As organisations proceed to sculpt their DevSecOps programs with AI-assisted development in mind, it’s important to emphasise both testing coverage and actionability of results. After all, faster development schedules and more-frequent code pushes means the task of fixing detected issues must also be abbreviated without sacrificing efficacy.
This year’s respondents illustrate that the oft-used metric of testing efficiency may be a superficial one, artificially bolstered by reducing the test workload. A dispiriting 5% of respondents only claim up to 20% of their projects and repositories being included in their testing queue. Additionally, 65% of respondents include up to 60% of these artifacts in their testing queue, while only 9% can claim up to 100% coverage. As AI accelerates development, it’s clear that AppSec teams have room to improve, extending their increased focus on test automation across each pipeline, repo, and project.
Despite a heavy skew toward lower security testing coverage, 20% of respondents find the results of such tests to be extremely easy to understand and to act upon, strengthening the confidence in such organisations’ ability to secure AI-generated code at a speed commensurate with development. In fact, 72% find it at least somewhat easy to understand and to act upon security test results.
Action, however easy it may be, cannot be effective if based on spurious data. This is the “noise” factor, the static in the system, and the distracting falsities, duplications, and conflicts in the potentially thousands of security risks flagged by AppSec tests.

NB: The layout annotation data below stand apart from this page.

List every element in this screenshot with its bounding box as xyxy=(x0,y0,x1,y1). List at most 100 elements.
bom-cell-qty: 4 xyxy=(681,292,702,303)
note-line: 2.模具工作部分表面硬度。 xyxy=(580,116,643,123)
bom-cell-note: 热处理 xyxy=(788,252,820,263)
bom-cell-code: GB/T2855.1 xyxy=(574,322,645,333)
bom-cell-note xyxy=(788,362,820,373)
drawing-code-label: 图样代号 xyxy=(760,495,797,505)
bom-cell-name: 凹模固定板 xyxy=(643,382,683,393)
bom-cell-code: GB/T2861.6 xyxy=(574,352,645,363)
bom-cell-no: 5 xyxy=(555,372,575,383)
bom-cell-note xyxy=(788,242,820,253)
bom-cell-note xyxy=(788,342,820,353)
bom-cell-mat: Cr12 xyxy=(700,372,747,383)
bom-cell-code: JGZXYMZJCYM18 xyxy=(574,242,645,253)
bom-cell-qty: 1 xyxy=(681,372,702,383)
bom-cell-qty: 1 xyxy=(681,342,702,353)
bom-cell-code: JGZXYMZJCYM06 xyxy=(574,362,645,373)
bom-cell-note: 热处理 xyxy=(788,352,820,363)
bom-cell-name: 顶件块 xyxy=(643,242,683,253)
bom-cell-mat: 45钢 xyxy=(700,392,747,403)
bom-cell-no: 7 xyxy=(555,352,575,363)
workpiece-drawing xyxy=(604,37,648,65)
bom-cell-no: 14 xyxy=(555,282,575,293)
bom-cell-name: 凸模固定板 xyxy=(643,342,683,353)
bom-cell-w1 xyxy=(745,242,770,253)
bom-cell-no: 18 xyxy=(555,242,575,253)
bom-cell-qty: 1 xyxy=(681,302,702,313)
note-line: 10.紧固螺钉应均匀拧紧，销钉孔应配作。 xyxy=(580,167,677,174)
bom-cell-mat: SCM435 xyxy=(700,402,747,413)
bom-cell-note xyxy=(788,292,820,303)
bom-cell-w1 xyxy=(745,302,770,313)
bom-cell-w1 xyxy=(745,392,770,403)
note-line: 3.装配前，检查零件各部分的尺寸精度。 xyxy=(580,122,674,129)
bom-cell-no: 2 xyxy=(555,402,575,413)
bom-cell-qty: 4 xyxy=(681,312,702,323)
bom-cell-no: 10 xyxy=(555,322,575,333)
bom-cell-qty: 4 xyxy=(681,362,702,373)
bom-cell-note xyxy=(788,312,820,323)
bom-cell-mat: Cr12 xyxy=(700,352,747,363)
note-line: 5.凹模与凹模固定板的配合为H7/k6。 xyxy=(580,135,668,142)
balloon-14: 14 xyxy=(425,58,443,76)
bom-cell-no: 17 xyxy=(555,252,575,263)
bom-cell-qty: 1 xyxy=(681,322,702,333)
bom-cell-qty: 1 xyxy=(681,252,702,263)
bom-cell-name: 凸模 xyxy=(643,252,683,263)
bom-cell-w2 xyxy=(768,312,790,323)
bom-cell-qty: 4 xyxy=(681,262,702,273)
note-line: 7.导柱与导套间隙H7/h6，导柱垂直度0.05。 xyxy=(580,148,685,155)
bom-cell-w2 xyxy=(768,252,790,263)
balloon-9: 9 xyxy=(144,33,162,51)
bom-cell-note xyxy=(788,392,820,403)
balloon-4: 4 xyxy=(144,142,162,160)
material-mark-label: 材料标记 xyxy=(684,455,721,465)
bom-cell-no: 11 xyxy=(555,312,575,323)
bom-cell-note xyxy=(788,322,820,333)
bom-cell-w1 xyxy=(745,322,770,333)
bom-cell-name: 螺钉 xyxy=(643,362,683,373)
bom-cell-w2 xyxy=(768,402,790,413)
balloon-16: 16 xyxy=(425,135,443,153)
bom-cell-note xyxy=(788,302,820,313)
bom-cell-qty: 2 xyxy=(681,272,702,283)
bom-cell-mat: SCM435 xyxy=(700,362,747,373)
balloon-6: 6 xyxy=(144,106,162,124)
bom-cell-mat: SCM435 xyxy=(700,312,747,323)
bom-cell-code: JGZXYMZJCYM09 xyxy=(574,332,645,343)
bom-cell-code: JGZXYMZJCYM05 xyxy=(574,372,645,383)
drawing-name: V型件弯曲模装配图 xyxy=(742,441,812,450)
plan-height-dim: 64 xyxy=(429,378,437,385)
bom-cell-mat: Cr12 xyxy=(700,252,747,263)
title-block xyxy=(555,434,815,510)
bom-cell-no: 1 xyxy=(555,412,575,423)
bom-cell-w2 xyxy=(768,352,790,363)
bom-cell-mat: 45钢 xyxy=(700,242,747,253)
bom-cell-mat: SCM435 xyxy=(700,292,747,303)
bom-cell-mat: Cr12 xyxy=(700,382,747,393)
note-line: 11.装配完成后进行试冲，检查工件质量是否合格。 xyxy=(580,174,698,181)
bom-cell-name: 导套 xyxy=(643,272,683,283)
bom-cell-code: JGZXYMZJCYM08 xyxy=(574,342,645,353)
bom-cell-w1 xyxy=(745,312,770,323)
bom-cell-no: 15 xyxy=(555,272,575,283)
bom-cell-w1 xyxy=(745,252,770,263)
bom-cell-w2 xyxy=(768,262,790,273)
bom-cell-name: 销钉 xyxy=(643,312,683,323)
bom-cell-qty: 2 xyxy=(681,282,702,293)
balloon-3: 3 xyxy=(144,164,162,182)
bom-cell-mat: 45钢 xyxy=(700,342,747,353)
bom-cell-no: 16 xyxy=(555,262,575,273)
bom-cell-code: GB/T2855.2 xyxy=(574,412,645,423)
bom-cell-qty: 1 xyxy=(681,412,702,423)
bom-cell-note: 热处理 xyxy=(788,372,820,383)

This year, 78% of respondents reported over 20% of their results to be noise, a characteristic which ultimately impacts both the efficiency and efficacy of triage and remediation. And while a potentially pessimistic 3% assert that up to 100% of their findings may be noise, it’s clear that the 75% who find up to 60% of results to be noise can benefit from greater correlation of results, refined AppSec policies, and automated issue verification.
All things considered, Black Duck’s Global State of DevSecOps report for 2024 illustrates that the plurality of organisations have laid the foundation of DevSecOps and must now refine their initiatives to expand coverage and reduce distraction for all those involved. As AI-generated code floods pipelines, automation and closed feedback loops between security and development teams are key to building secure, high-quality software faster and accelerating security to match the speed of AI.